In the wonderful wordy world of Twitter, I have discovered wit and wisdom as well as utter tripe; philosophical musings and mundane mutterings; verbal zeniths and linguistic nadirs. I arrived on this astonishing ethereal plane only last October, armed with a mighty prejudice against it, but told that it was essential to the contemporary writer’s existence. I still don’t know whether this latter is true, but I have, contrary to my biased expectations, had a fun time of it! I was certainly delighted to receive the above compliment about my idiomatic use of language from ‘The Grumbling Gargoyle’ (@LynnGerrard), who, btw, does a well bad tweet.
‘Fun time of it ? That’s a bit colloquial, Christina! Are you letting your standards slip? That’s the trouble with Twitter: it’s full of acronyms and slang. It’s like television, appealing to the lowest common denominator and debasing your every utterance…’ Oh, dear: the voice of a high school mistress, prim and proper and insisting on perfect phrasing and enunciation.
One of the really interesting (to me, at least) ironic things about having received a ‘formal’ education in grammar is the fact that it was a straitjacket that for many years constrained my own writing, even if it ensured that my expression was ‘correct’. Over time, however, I let my creative hair down and played… and played. I broke rules and loved being a linguistic iconoclast; the results were so much more interesting and original. However, I do remain firmly of the belief that this works only if the rules to be broken are understood and the ungrammatical is deliberate.
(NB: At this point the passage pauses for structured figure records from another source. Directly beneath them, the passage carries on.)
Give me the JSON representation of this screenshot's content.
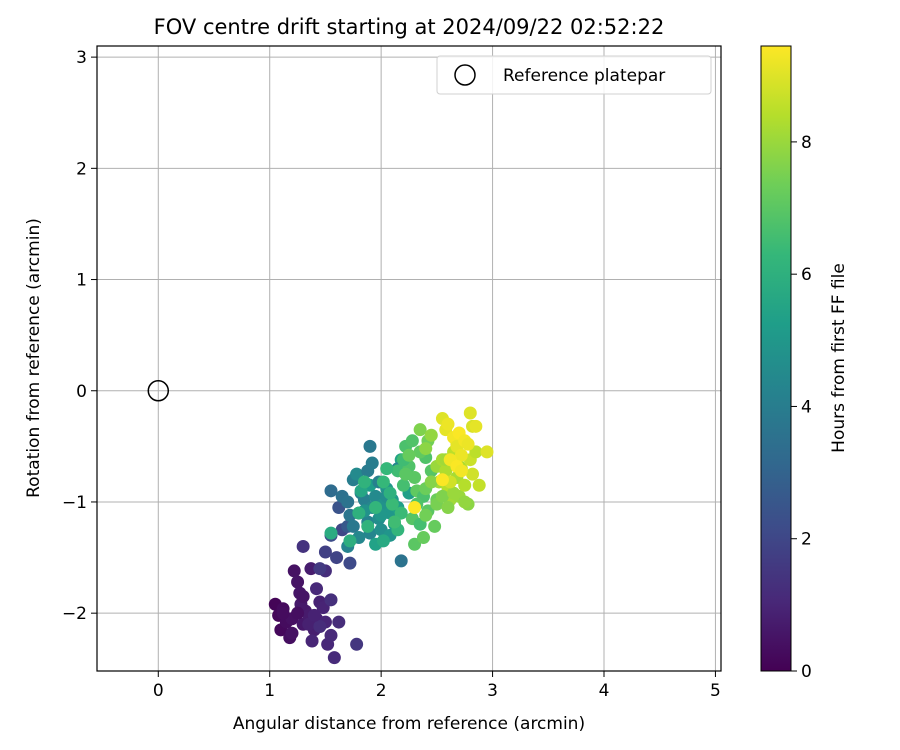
{
  "chart_data": {
    "type": "scatter",
    "title": "FOV centre drift starting at 2024/09/22 02:52:22",
    "xlabel": "Angular distance from reference (arcmin)",
    "ylabel": "Rotation from reference (arcmin)",
    "xlim": [
      -0.55,
      5.05
    ],
    "ylim": [
      -2.52,
      3.1
    ],
    "xticks": [
      0,
      1,
      2,
      3,
      4,
      5
    ],
    "yticks": [
      -2,
      -1,
      0,
      1,
      2,
      3
    ],
    "xtick_labels": [
      "0",
      "1",
      "2",
      "3",
      "4",
      "5"
    ],
    "ytick_labels": [
      "−2",
      "−1",
      "0",
      "1",
      "2",
      "3"
    ],
    "grid": true,
    "legend": {
      "position": "top-right",
      "label": "Reference platepar"
    },
    "reference_point": {
      "x": 0,
      "y": 0
    },
    "colorbar": {
      "label": "Hours from first FF file",
      "min": 0,
      "max": 9.45,
      "ticks": [
        0,
        2,
        4,
        6,
        8
      ],
      "tick_labels": [
        "0",
        "2",
        "4",
        "6",
        "8"
      ],
      "colormap": "viridis",
      "colors": [
        "#440154",
        "#482878",
        "#3e4a89",
        "#31688e",
        "#26828e",
        "#1f9e89",
        "#35b779",
        "#6ece58",
        "#b5de2b",
        "#fde725"
      ]
    },
    "series": [
      {
        "x": [
          1.05,
          1.08,
          1.1,
          1.12,
          1.15,
          1.18,
          1.2,
          1.22,
          1.25,
          1.27,
          1.3,
          1.32,
          1.35,
          1.37,
          1.4,
          1.42,
          1.45,
          1.48,
          1.5,
          1.52,
          1.55,
          1.58,
          1.62,
          1.12,
          1.2,
          1.28,
          1.35,
          1.42,
          1.5,
          1.38,
          1.45,
          1.3,
          1.25,
          1.55,
          1.4
        ],
        "y": [
          -1.92,
          -2.02,
          -2.15,
          -1.96,
          -2.08,
          -2.22,
          -2.05,
          -1.62,
          -1.72,
          -1.82,
          -2.1,
          -1.98,
          -2.02,
          -1.6,
          -2.15,
          -2.05,
          -1.9,
          -1.95,
          -2.08,
          -2.28,
          -2.2,
          -2.4,
          -2.08,
          -2.0,
          -2.18,
          -1.92,
          -2.1,
          -1.78,
          -1.62,
          -2.25,
          -2.12,
          -1.85,
          -2.0,
          -1.88,
          -2.02
        ],
        "hours": [
          0.1,
          0.15,
          0.2,
          0.25,
          0.3,
          0.35,
          0.4,
          0.45,
          0.5,
          0.55,
          0.6,
          0.65,
          0.7,
          0.75,
          0.8,
          0.85,
          0.9,
          0.95,
          1.0,
          1.05,
          1.1,
          1.15,
          1.2,
          0.3,
          0.45,
          0.65,
          0.85,
          1.1,
          1.25,
          1.0,
          1.2,
          0.5,
          0.35,
          1.3,
          0.9
        ]
      },
      {
        "x": [
          1.3,
          1.45,
          1.5,
          1.6,
          1.65,
          1.72,
          1.78,
          1.55,
          1.62,
          1.7
        ],
        "y": [
          -1.4,
          -1.6,
          -1.45,
          -1.5,
          -1.25,
          -1.55,
          -2.28,
          -1.3,
          -1.05,
          -1.22
        ],
        "hours": [
          1.4,
          1.6,
          1.8,
          1.9,
          2.0,
          2.1,
          1.5,
          2.2,
          2.4,
          2.6
        ]
      },
      {
        "x": [
          1.55,
          1.65,
          1.7,
          1.72,
          1.75,
          1.8,
          1.82,
          1.85,
          1.88,
          1.9,
          1.92,
          1.95,
          1.98,
          2.0,
          2.02,
          2.05,
          2.08,
          2.1,
          2.12,
          2.15,
          2.18,
          1.75,
          1.8,
          1.85,
          1.9,
          1.95,
          2.0,
          2.05,
          1.7,
          1.78,
          1.88,
          1.98,
          2.08,
          2.18,
          2.25,
          1.9,
          2.15,
          1.92,
          1.82,
          2.02
        ],
        "y": [
          -0.9,
          -0.95,
          -1.0,
          -1.12,
          -1.22,
          -1.1,
          -0.92,
          -0.98,
          -1.18,
          -1.28,
          -1.05,
          -0.95,
          -1.15,
          -1.25,
          -1.02,
          -0.88,
          -1.1,
          -0.98,
          -1.2,
          -1.05,
          -1.53,
          -0.8,
          -1.32,
          -1.08,
          -0.85,
          -1.38,
          -1.12,
          -0.95,
          -1.4,
          -0.75,
          -0.72,
          -0.82,
          -1.3,
          -0.62,
          -0.92,
          -0.5,
          -0.7,
          -0.65,
          -0.9,
          -1.35
        ],
        "hours": [
          3.3,
          3.5,
          3.6,
          3.7,
          3.8,
          3.9,
          4.0,
          4.1,
          4.2,
          4.3,
          4.4,
          4.5,
          4.6,
          4.7,
          4.8,
          4.9,
          5.0,
          5.1,
          5.2,
          5.3,
          3.6,
          4.0,
          4.4,
          4.8,
          5.2,
          5.4,
          5.0,
          4.6,
          4.2,
          4.5,
          3.9,
          4.1,
          4.9,
          5.5,
          5.3,
          3.8,
          4.3,
          4.0,
          5.6,
          5.7
        ]
      },
      {
        "x": [
          1.55,
          1.72,
          1.8,
          1.88,
          1.95,
          2.02,
          2.1,
          2.15,
          2.2,
          2.22,
          2.25,
          2.28,
          2.3,
          2.32,
          2.35,
          2.38,
          2.4,
          2.42,
          2.45,
          2.48,
          2.5,
          2.3,
          2.38,
          2.45,
          2.2,
          2.28,
          2.35,
          2.4,
          2.15,
          2.22,
          2.08,
          2.18,
          2.25,
          1.85,
          2.05,
          2.12,
          2.32,
          2.42
        ],
        "y": [
          -1.28,
          -1.35,
          -1.1,
          -1.22,
          -1.05,
          -0.82,
          -1.02,
          -0.72,
          -0.85,
          -0.5,
          -0.68,
          -1.15,
          -0.78,
          -0.9,
          -1.2,
          -0.95,
          -0.6,
          -1.08,
          -0.72,
          -1.22,
          -0.98,
          -1.38,
          -1.32,
          -0.82,
          -0.62,
          -0.45,
          -0.55,
          -0.88,
          -1.25,
          -0.75,
          -0.92,
          -1.1,
          -0.58,
          -0.82,
          -0.7,
          -1.18,
          -1.02,
          -0.45
        ],
        "hours": [
          5.8,
          5.9,
          6.0,
          6.1,
          6.2,
          6.3,
          6.4,
          6.5,
          6.6,
          6.7,
          6.8,
          6.9,
          7.0,
          7.1,
          6.6,
          6.7,
          6.8,
          7.0,
          6.9,
          7.2,
          7.3,
          7.0,
          7.2,
          7.4,
          6.5,
          6.8,
          7.1,
          7.3,
          6.2,
          7.0,
          6.0,
          6.4,
          7.2,
          6.1,
          6.3,
          6.5,
          6.8,
          7.4
        ]
      },
      {
        "x": [
          2.35,
          2.4,
          2.45,
          2.5,
          2.52,
          2.55,
          2.58,
          2.6,
          2.62,
          2.65,
          2.68,
          2.7,
          2.72,
          2.75,
          2.78,
          2.8,
          2.82,
          2.85,
          2.88,
          2.5,
          2.55,
          2.6,
          2.65,
          2.7,
          2.62,
          2.68,
          2.4,
          2.45,
          2.58,
          2.75
        ],
        "y": [
          -0.35,
          -0.52,
          -0.4,
          -0.68,
          -0.82,
          -0.62,
          -0.72,
          -0.88,
          -0.98,
          -0.55,
          -0.78,
          -0.95,
          -0.7,
          -0.85,
          -1.02,
          -0.62,
          -0.75,
          -0.55,
          -0.85,
          -1.02,
          -0.95,
          -1.05,
          -0.92,
          -0.68,
          -0.82,
          -0.48,
          -1.12,
          -0.82,
          -0.62,
          -1.0
        ],
        "hours": [
          7.6,
          7.8,
          7.9,
          8.0,
          8.1,
          8.2,
          8.3,
          8.4,
          8.1,
          8.5,
          8.2,
          8.0,
          8.6,
          8.4,
          7.8,
          8.7,
          8.8,
          8.5,
          8.6,
          7.5,
          7.6,
          7.7,
          8.0,
          8.3,
          8.8,
          8.9,
          7.4,
          7.7,
          8.1,
          7.9
        ]
      },
      {
        "x": [
          2.55,
          2.58,
          2.6,
          2.65,
          2.68,
          2.7,
          2.72,
          2.75,
          2.8,
          2.82,
          2.85,
          2.95,
          2.62,
          2.68,
          2.78,
          2.55,
          2.3,
          2.72
        ],
        "y": [
          -0.25,
          -0.35,
          -0.3,
          -0.42,
          -0.5,
          -0.38,
          -0.58,
          -0.45,
          -0.2,
          -0.32,
          -0.32,
          -0.55,
          -0.62,
          -0.68,
          -0.48,
          -0.8,
          -1.05,
          -0.72
        ],
        "hours": [
          9.0,
          9.1,
          9.2,
          9.3,
          9.1,
          9.4,
          9.2,
          9.3,
          9.0,
          8.9,
          9.1,
          9.0,
          9.3,
          9.4,
          9.2,
          9.4,
          9.45,
          9.3
        ]
      }
    ]
  }
}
An English teacher I know was bewailing the fact that her pupils in their conversation almost universally use street slang, such as ‘sick’ and ‘wicked’ and ‘evil’ and ‘bad’, all degrees of approbation; I’m not sure why anyone, least of all English teachers, should mind this, as pupils are consciously employing and enjoying irony in their daily interactions. What’s wrong with that? Revelling in opposites seems like fun and kids like fun and learn from it; they are playing. Give me a wicked (not ‘wickedly’!) ironic conversation rather than a formal Govean lesson on what irony is, any day. I expect that most teachers are still doing their best (Rock on!) to provide a strong grammatical foundation and I can understand why they might be frustrated by the prevalence of, say, ‘could of ’ in pupils’ formal writing, as it reveals lack of understanding of the spoken corruption of ’ve, but I hope that they are also broad-minded enough to enjoy the verbal devilment of children’s experimentation with words.